Tracking interesting signals, new and old ideas in the field of economics and business.

Is there is a new model of venture incubation that would beat the ‘fire and forget’ model that many VC’s and angel investors are engaging in? Nova Spivack thinks there is. The technology futurist and serial entrepreneur thinks we should emulate a process akin to producing a film. He calls this a ‘production studio model’. In this approach an early investor works as a producer of ventures, not merely a founder or angel investor. Instead of spreading lots of fairly hands-off bets across dozens of companies, producers really focus and get deeply hands-on with a pipeline of projects of various stages. It’s a ‘Hollywood’ kind of model that can be emulated for start-ups, albeit in a more grassroots and distributed way, according to Spivack.

The 3 main stages of the production studio model:

  1. Sourcing candidate ideas from a few different streams (your own inventions, as well as those from people in your network, and from other inventors you find or who find you)
  2. Next, ‘option’ the best ideas with joint R&D agreements and/or with initial prototype funding to test them out.

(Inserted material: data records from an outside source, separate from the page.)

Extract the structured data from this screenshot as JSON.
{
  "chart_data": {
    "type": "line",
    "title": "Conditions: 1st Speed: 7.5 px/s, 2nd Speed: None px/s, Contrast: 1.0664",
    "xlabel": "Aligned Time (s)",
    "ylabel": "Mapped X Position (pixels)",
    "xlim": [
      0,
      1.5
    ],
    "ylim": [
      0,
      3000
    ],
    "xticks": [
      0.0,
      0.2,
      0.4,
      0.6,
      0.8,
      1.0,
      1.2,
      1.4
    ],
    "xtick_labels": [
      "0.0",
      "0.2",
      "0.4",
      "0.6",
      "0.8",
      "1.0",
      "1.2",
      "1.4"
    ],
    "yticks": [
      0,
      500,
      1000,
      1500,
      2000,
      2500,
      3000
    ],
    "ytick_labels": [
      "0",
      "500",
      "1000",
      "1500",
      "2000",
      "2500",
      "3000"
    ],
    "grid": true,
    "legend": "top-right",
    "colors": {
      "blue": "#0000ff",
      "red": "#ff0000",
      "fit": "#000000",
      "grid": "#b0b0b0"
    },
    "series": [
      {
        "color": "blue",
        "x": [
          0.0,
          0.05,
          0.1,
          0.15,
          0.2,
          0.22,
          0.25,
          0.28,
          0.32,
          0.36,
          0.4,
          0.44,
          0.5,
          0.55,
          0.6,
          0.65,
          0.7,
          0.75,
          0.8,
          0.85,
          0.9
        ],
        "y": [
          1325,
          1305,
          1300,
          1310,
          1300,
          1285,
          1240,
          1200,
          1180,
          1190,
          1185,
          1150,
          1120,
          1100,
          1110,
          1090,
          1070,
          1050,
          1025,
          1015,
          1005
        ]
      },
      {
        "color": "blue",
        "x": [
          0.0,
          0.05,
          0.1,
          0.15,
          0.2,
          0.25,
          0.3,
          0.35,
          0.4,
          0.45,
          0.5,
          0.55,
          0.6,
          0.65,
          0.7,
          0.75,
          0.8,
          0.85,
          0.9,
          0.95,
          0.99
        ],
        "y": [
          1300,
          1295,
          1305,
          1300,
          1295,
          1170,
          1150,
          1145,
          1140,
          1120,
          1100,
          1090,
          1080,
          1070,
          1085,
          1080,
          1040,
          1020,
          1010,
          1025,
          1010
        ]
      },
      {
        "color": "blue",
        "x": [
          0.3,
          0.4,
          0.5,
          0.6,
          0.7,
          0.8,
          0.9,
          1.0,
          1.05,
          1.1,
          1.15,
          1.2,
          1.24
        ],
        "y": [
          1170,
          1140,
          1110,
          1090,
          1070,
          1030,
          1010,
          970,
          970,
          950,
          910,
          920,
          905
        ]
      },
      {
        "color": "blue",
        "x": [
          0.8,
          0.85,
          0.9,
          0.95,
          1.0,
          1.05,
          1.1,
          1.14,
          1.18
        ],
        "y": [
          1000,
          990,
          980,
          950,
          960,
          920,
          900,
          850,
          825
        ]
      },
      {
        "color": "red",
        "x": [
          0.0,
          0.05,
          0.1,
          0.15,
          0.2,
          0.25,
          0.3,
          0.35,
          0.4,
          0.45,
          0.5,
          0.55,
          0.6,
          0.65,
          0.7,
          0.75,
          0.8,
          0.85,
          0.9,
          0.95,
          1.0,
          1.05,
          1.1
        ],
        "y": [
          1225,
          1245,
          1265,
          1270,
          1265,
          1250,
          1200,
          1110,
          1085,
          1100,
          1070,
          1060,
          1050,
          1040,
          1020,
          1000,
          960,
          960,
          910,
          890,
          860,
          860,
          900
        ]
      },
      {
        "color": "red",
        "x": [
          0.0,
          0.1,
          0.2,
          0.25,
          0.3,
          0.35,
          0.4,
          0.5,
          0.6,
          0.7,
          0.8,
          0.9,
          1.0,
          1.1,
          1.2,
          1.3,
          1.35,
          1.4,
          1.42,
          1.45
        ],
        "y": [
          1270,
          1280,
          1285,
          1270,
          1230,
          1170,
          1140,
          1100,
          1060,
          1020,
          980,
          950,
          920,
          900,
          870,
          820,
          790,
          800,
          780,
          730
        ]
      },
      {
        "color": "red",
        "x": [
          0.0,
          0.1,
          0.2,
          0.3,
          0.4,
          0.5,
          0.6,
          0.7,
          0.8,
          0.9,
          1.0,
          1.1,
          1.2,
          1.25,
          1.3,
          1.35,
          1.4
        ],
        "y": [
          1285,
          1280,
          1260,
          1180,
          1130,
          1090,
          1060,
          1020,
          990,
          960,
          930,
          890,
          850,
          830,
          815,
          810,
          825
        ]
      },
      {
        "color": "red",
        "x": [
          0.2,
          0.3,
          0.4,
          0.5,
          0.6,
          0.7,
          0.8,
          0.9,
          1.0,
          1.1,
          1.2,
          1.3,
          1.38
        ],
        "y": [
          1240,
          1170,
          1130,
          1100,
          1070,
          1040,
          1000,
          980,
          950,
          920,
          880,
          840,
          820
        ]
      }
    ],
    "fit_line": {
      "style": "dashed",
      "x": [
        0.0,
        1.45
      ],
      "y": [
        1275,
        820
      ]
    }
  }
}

Then filter these prototypes and choose the best ones to produce.
  3. Form companies, build teams, develop business plans, branding and strategy, and bring additional funding together to develop the commercial offerings, launch, market, and grow them into full ventures.

The key is getting involved at or even before concept stage — even before there is a real team — and actively work to shape it into a venture, from concept through commercialization. It’s not exactly the same as the role of an angel or VC, or an EIR, or even a typical ‘superhero CEO’. It’s a new role that connects them all together.